Unable to create Lightsail Instance 
Initially, my account was not fully validated and I kept getting not authorized messages when I tried to create my Lightsail instance.  If you have this problem, you may want to double-check that you’ve entered a credit card in payment.  Don’t be like me.

DNS Name Servers
When I went to complete my domain transfer in Route 53, I was asked if I wanted my domain to use Route 53 name servers or the ones that I was already using.   The wording threw me off and I didn’t change the name servers. 

I erroneously assumed that moving from domain registration wouldn’t require updated name servers.  It does. While my site was still accessible, I had problems when I went to configure WorkMail and SSL.  Both of these require you to add txt entries into DNS. The mismatch of the name servers made this an impossible task.

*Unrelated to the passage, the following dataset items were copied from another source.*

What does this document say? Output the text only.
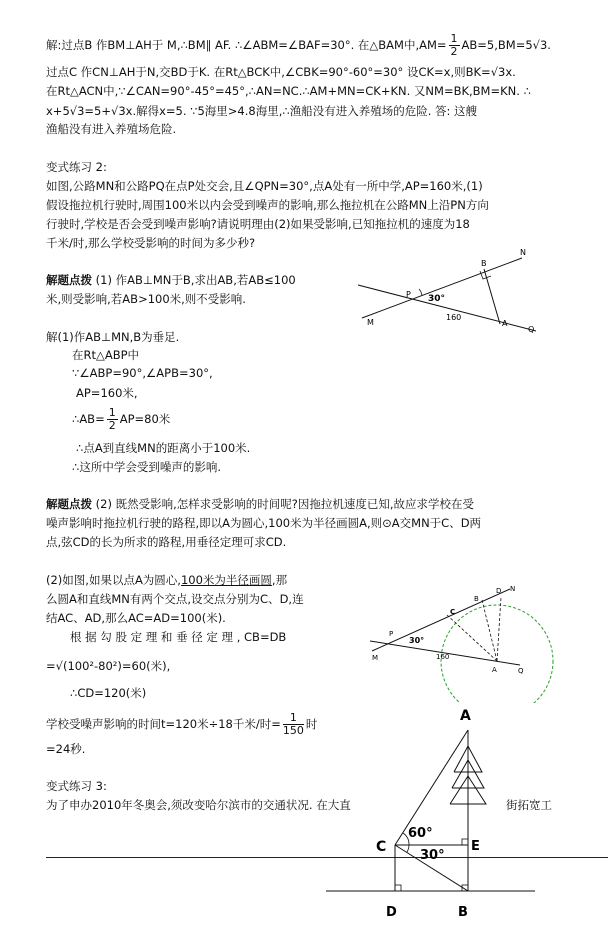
解:过点B 作BM⊥AH于 M,∴BM∥ AF. ∴∠ABM=∠BAF=30°. 在△BAM中$,AM= \frac{1}{2} AB=5,BM=5√3$.
过点C 作CN⊥AH于N,交BD于K. 在Rt△BCK中,∠CBK=90°-60°=30° 设CK=x,则BK=√3x.
在Rt△ACN中,∵∠CAN=90°-45°=45°,∴AN=NC.∴AM+MN=CK+KN. 又NM=BK,BM=KN. ∴
x+5√3=5+√3x.解得x=5. ∵5海里>4.8海里,∴渔船没有进入养殖场的危险. 答: 这艘
渔船没有进入养殖场危险.
变式练习 2:
如图,公路MN和公路PQ在点P处交会,且∠QPN=30°,点A处有一所中学,AP=160米,(1)
假设拖拉机行驶时,周围100米以内会受到噪声的影响,那么拖拉机在公路MN上沿PN方向
行驶时,学校是否会受到噪声影响?请说明理由(2)如果受影响,已知拖拉机的速度为18
千米/时,那么学校受影响的时间为多少秒?
解题点拨 (1) 作AB⊥MN于B,求出AB,若AB≤100
米,则受影响,若AB>100米,则不受影响.
N
B
P 30°
160
A
M
Q
解(1)作AB⊥MN,B为垂足.
在Rt△ABP中
∵∠ABP=90°,∠APB=30°,
AP=160米,
∴AB= $\frac{1}{2} AP=80$米
∴点A到直线MN的距离小于100米.
∴这所中学会受到噪声的影响.
解题点拨 (2) 既然受影响,怎样求受影响的时间呢?因拖拉机速度已知,故应求学校在受
噪声影响时拖拉机行驶的路程,即以A为圆心,100米为半径画圆A,则⊙A交MN于C、D两
点,弦CD的长为所求的路程,用垂径定理可求CD.
(2)如图,如果以点A为圆心,100米为半径画圆,那
么圆A和直线MN有两个交点,设交点分别为C、D,连
结AC、AD,那么AC=AD=100(米).
根 据 勾 股 定 理 和 垂 径 定 理 , CB=DB
=√(100²-80²)=60(米),
∴CD=120(米)
学校受噪声影响的时间t=120米÷18千米/时= $\frac{1}{150}$ 时
=24秒.
N
D
B
C
P
30°
160
A
M
Q
变式练习 3:
为了申办2010年冬奥会,须改变哈尔滨市的交通状况. 在大直	街拓宽工
A
C	E
D	B
60°
30°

Fortunately, the issue was easily resolved when I realized the mismatch and updated the Route 53 to match the servers listed in the domain registration.

Conclusion

Now that everything is up and configured, I’d like to wrap up this post with a moment of gratitude.

Thank you UpDraft Plus WordPress Backup Plugin.  You are the real MVP!  You made the WordPress backup and restore simple– even with the free version.  Initially, I felt skeptical that I could restore with those WordPress backups that I took. Surely, the free version wouldn’t be enough to handle both server names and WordPress versions that weren’t an exact match.  Thank you for proving me wrong. 

Becky Elliott

After dropping out of a liberal arts college that focused on reading and discussing the “Great Books”, Becky Elliott found her way to a career in IT. For 20+ years, she has held a number of roles in Dev and Ops, and the area in between the two. In working for organizations in which poor security practices can cost lives, she’s an ardent believer in integrating security through the entire design process. Becky holds a number of industry certifications including the Certified Information Systems Security Professional (CISSP).